The $1.2 million outpatient facility — which opened in 2002 as the first of Burke’s 13 sites beyond the 150-bed White Plains campus, part of the Montefiore Health System — will almost double the number of visits a year from 8,000 to up to 15,000 in a space that has grown from 1,400 square feet to 5,132. The expansion, which took six months, is a game-changer, Burke Executive Director Scott Edelman, CPA, MBA, CFE, told the Westfair Business Journal. And it’s crucial for the strategically located facility, bridging as it does Greenwich and Westchester County off I-287.
To demonstrate that nexus, Edelman and Simone were joined by Greenwich Selectwoman Lauren Rabin and Select-person Janet Stone McGuigan as well as New York State Senate Majority Leader Andrea Stewart-Cousins, State Sen. Shelley Mayer, Assembly-members Chris Burdick and Steven Otis, Westchester Deputy County Executive Ken Jenkins, Westchester County Board of Legislators Chairman Vedat Gashi and Legislator Benjamin Boykin, along with Steven Tisser, vice president of outpatient services at Burke.
The site offers a range of specialized treatments, including vestibular therapy for balance issues, sports medicine and rehabilitation, concussion management, orthopedic medicine and rehabilitation, physical therapy and lymphedema care.

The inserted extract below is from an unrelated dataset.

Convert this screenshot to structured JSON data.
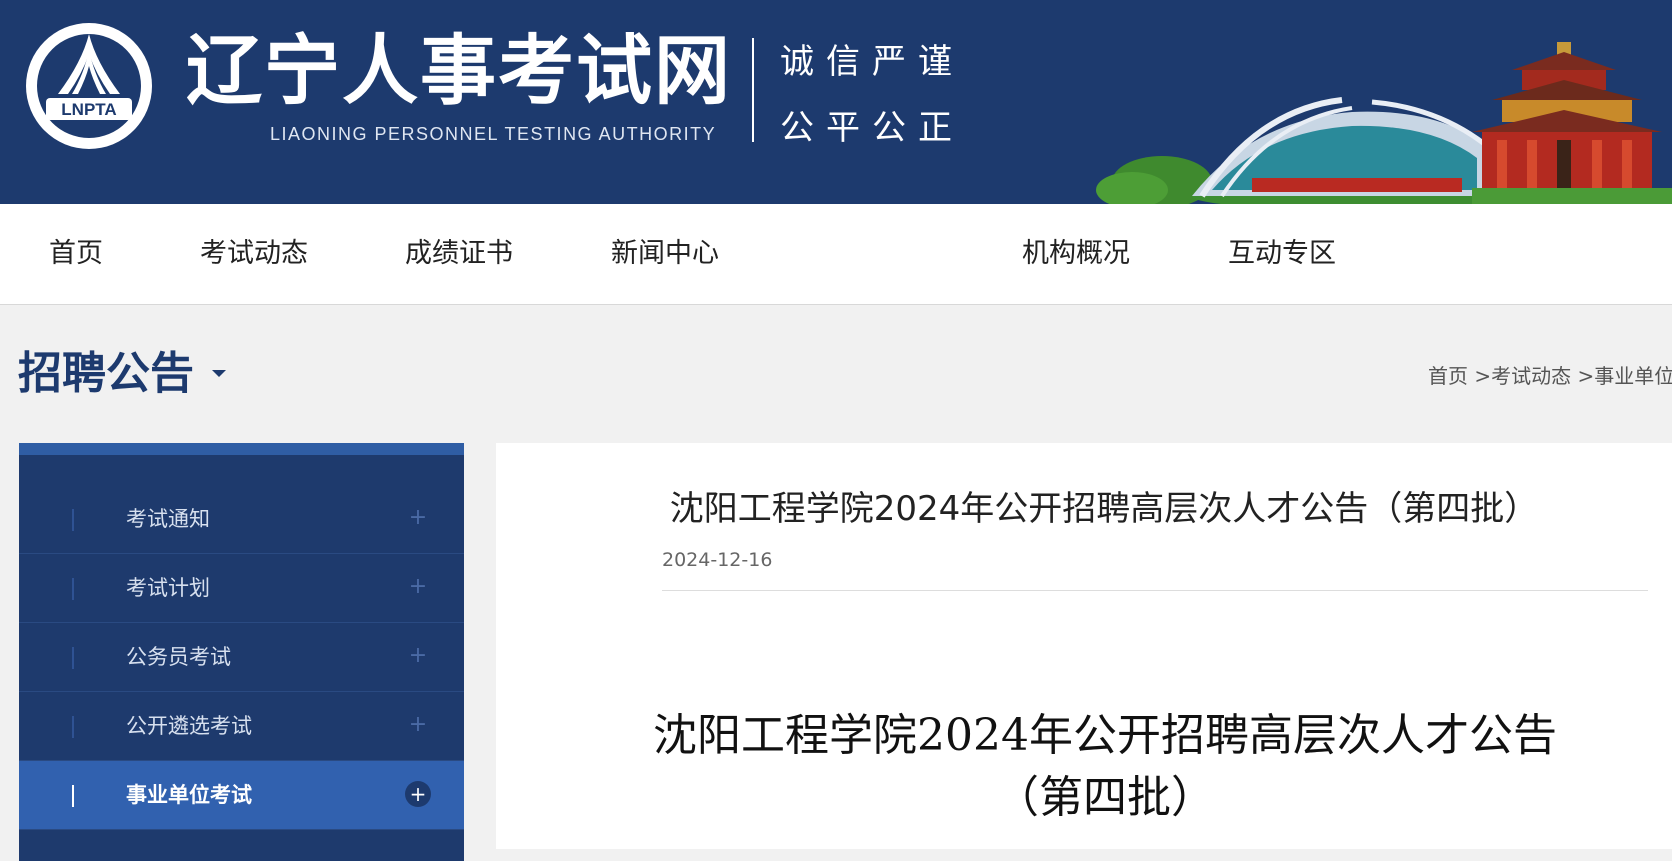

Founded in 1915, Burke has long been one of the go-to places for preventive and postoperative therapy worldwide. In 2023, it served more than 2,900 inpatients and had more than 155,000 outpatient visits, growing its total operating revenue to $127 million. (Among its recent innovations — an intensive Comprehensive Aphasia Program for those who can no longer understand and express language and an expanded Neurologic Music Therapy program.)

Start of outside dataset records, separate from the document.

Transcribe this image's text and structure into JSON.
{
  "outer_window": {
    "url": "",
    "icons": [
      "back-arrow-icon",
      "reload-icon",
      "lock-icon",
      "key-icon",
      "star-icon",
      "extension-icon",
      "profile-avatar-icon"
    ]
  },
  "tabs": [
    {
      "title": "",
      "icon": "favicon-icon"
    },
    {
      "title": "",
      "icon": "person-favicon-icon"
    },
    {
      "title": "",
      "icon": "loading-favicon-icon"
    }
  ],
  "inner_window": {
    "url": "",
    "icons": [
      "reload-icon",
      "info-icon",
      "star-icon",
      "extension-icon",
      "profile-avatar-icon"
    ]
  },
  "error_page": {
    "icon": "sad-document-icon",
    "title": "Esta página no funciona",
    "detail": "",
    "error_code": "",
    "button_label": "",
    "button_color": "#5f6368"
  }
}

Its reputation as a rehab mecca has also made it difficult to get into. But Edelman told us that is not Burke’s doing. “I always have room at the inn,” he said. Rather its insurance companies looking to save money by sending people to skilled nursing facilities. Edelman himself, a Hudson Valley resident who’s been with Burke for 31 years, is not just a Burke leader. He’s a former patient — shoulder, hip, knee and ankle.

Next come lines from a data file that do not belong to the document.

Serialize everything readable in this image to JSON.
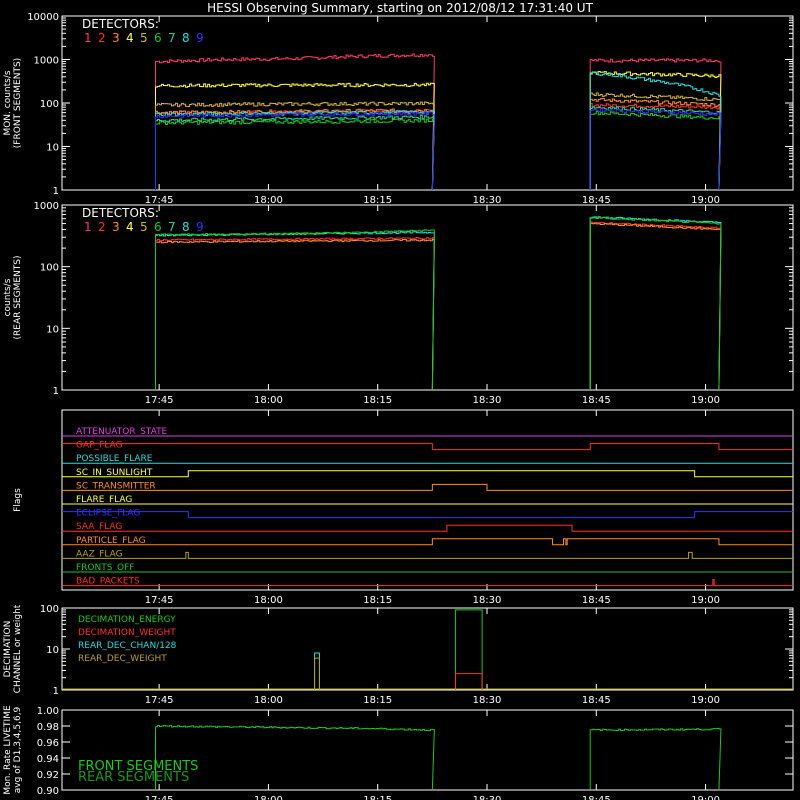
{
  "title": "HESSI Observing Summary, starting on 2012/08/12 17:31:40 UT",
  "time_ticks": [
    "17:45",
    "18:00",
    "18:15",
    "18:30",
    "18:45",
    "19:00"
  ],
  "colors": {
    "axis": "#ffffff",
    "d1": "#ff3c64",
    "d2": "#ff3030",
    "d3": "#ff8c28",
    "d4": "#ffff3c",
    "d5": "#d2b43c",
    "d6": "#1ec81e",
    "d7": "#28d28c",
    "d8": "#28dcdc",
    "d9": "#3232ff"
  },
  "chart_data": [
    {
      "id": "front",
      "type": "line",
      "ylabel": [
        "MON. counts/s",
        "(FRONT SEGMENTS)"
      ],
      "scale": "log",
      "ylim": [
        1,
        10000
      ],
      "yticks": [
        "1",
        "10",
        "100",
        "1000",
        "10000"
      ],
      "xlim": [
        "17:31:40",
        "19:12:00"
      ],
      "legend_title": "DETECTORS:",
      "legend": [
        "1",
        "2",
        "3",
        "4",
        "5",
        "6",
        "7",
        "8",
        "9"
      ],
      "series": [
        {
          "name": "1",
          "color": "d1",
          "values": [
            900,
            1000,
            1050,
            1200,
            1300
          ],
          "values2": [
            950,
            950
          ]
        },
        {
          "name": "2",
          "color": "d2",
          "values": [
            60,
            60,
            62,
            65,
            65
          ],
          "values2": [
            90,
            80
          ]
        },
        {
          "name": "3",
          "color": "d3",
          "values": [
            60,
            62,
            64,
            66,
            68
          ],
          "values2": [
            120,
            90
          ]
        },
        {
          "name": "4",
          "color": "d4",
          "values": [
            250,
            255,
            258,
            260,
            262
          ],
          "values2": [
            500,
            420
          ]
        },
        {
          "name": "5",
          "color": "d5",
          "values": [
            90,
            92,
            95,
            96,
            98
          ],
          "values2": [
            160,
            120
          ]
        },
        {
          "name": "6",
          "color": "d6",
          "values": [
            35,
            36,
            37,
            38,
            40
          ],
          "values2": [
            60,
            45
          ]
        },
        {
          "name": "7",
          "color": "d7",
          "values": [
            40,
            42,
            44,
            46,
            48
          ],
          "values2": [
            80,
            60
          ]
        },
        {
          "name": "8",
          "color": "d8",
          "values": [
            55,
            56,
            58,
            60,
            62
          ],
          "values2": [
            500,
            150
          ]
        },
        {
          "name": "9",
          "color": "d9",
          "values": [
            50,
            52,
            54,
            56,
            58
          ],
          "values2": [
            70,
            55
          ]
        }
      ],
      "intervals": [
        [
          "17:44:30",
          "18:22:30"
        ],
        [
          "18:44:10",
          "19:01:50"
        ]
      ]
    },
    {
      "id": "rear",
      "type": "line",
      "ylabel": [
        "counts/s",
        "(REAR SEGMENTS)"
      ],
      "scale": "log",
      "ylim": [
        1,
        1000
      ],
      "yticks": [
        "1",
        "10",
        "100",
        "1000"
      ],
      "xlim": [
        "17:31:40",
        "19:12:00"
      ],
      "legend_title": "DETECTORS:",
      "legend": [
        "1",
        "2",
        "3",
        "4",
        "5",
        "6",
        "7",
        "8",
        "9"
      ],
      "series": [
        {
          "name": "2",
          "color": "d2",
          "values": [
            270,
            275,
            280,
            285,
            290
          ],
          "values2": [
            520,
            420
          ]
        },
        {
          "name": "3",
          "color": "d3",
          "values": [
            250,
            255,
            260,
            265,
            270
          ],
          "values2": [
            500,
            400
          ]
        },
        {
          "name": "8",
          "color": "d8",
          "values": [
            320,
            330,
            340,
            350,
            360
          ],
          "values2": [
            640,
            520
          ]
        },
        {
          "name": "6",
          "color": "d6",
          "values": [
            330,
            335,
            345,
            360,
            390
          ],
          "values2": [
            620,
            500
          ]
        }
      ],
      "intervals": [
        [
          "17:44:30",
          "18:22:30"
        ],
        [
          "18:44:10",
          "19:01:50"
        ]
      ]
    },
    {
      "id": "flags",
      "type": "line",
      "ylabel": [
        "Flags"
      ],
      "xlim": [
        "17:31:40",
        "19:12:00"
      ],
      "rows": [
        {
          "label": "ATTENUATOR_STATE",
          "color": "#e040e0"
        },
        {
          "label": "GAP_FLAG",
          "color": "#ff3030"
        },
        {
          "label": "POSSIBLE_FLARE",
          "color": "#28dcdc"
        },
        {
          "label": "SC_IN_SUNLIGHT",
          "color": "#ffff3c"
        },
        {
          "label": "SC_TRANSMITTER",
          "color": "#ff8c28"
        },
        {
          "label": "FLARE_FLAG",
          "color": "#ffff3c"
        },
        {
          "label": "ECLIPSE_FLAG",
          "color": "#3232ff"
        },
        {
          "label": "SAA_FLAG",
          "color": "#ff3030"
        },
        {
          "label": "PARTICLE_FLAG",
          "color": "#ff8c28"
        },
        {
          "label": "AAZ_FLAG",
          "color": "#b4a028"
        },
        {
          "label": "FRONTS_OFF",
          "color": "#1ec81e"
        },
        {
          "label": "BAD_PACKETS",
          "color": "#ff3030"
        }
      ]
    },
    {
      "id": "decimation",
      "type": "line",
      "ylabel": [
        "DECIMATION",
        "CHANNEL or weight"
      ],
      "scale": "log",
      "ylim": [
        1,
        100
      ],
      "yticks": [
        "1",
        "10",
        "100"
      ],
      "xlim": [
        "17:31:40",
        "19:12:00"
      ],
      "legend": [
        {
          "label": "DECIMATION_ENERGY",
          "color": "#1ec81e"
        },
        {
          "label": "DECIMATION_WEIGHT",
          "color": "#ff3030"
        },
        {
          "label": "REAR_DEC_CHAN/128",
          "color": "#28dcdc"
        },
        {
          "label": "REAR_DEC_WEIGHT",
          "color": "#b4a028"
        }
      ]
    },
    {
      "id": "livetime",
      "type": "line",
      "ylabel": [
        "Mon. Rate LIVETIME",
        "avg of D1,3,4,5,6,9"
      ],
      "ylim": [
        0.9,
        1.0
      ],
      "yticks": [
        "0.90",
        "0.92",
        "0.94",
        "0.96",
        "0.98",
        "1.00"
      ],
      "xlim": [
        "17:31:40",
        "19:12:00"
      ],
      "legend": [
        {
          "label": "FRONT SEGMENTS",
          "color": "#1ec81e"
        },
        {
          "label": "REAR SEGMENTS",
          "color": "#1e961e"
        }
      ],
      "series": [
        {
          "name": "FRONT SEGMENTS",
          "values": [
            0.98,
            0.979,
            0.978,
            0.977,
            0.975
          ],
          "values2": [
            0.975,
            0.976
          ]
        }
      ]
    }
  ]
}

“My wife says I’m almost tolerable after my weekend warrior men’s basketball games,” he joked to the audience.
Indeed, it became a kind of meme of the event to hear which speaker had been a Burke patient and which might someday be. (Boykin said he’d be on the phone to Burke right after his Sept. 18 knee surgery at White Plains Hospital.)
The meme of Burke connections among the speakers turned serious as Mayer said, “My brother-in-law’s life was saved by Burke during Covid.”
Health is also our wealth, some speakers noted. It’s more economical to be an outpatient than an inpatient, Burdick said. Similarly, Gashi said, it’s better to have office buildings repurposed and filled so they can stay on the tax rolls.
Ultimately, health is about living well. “Burke,” Edelman said, “means hope.”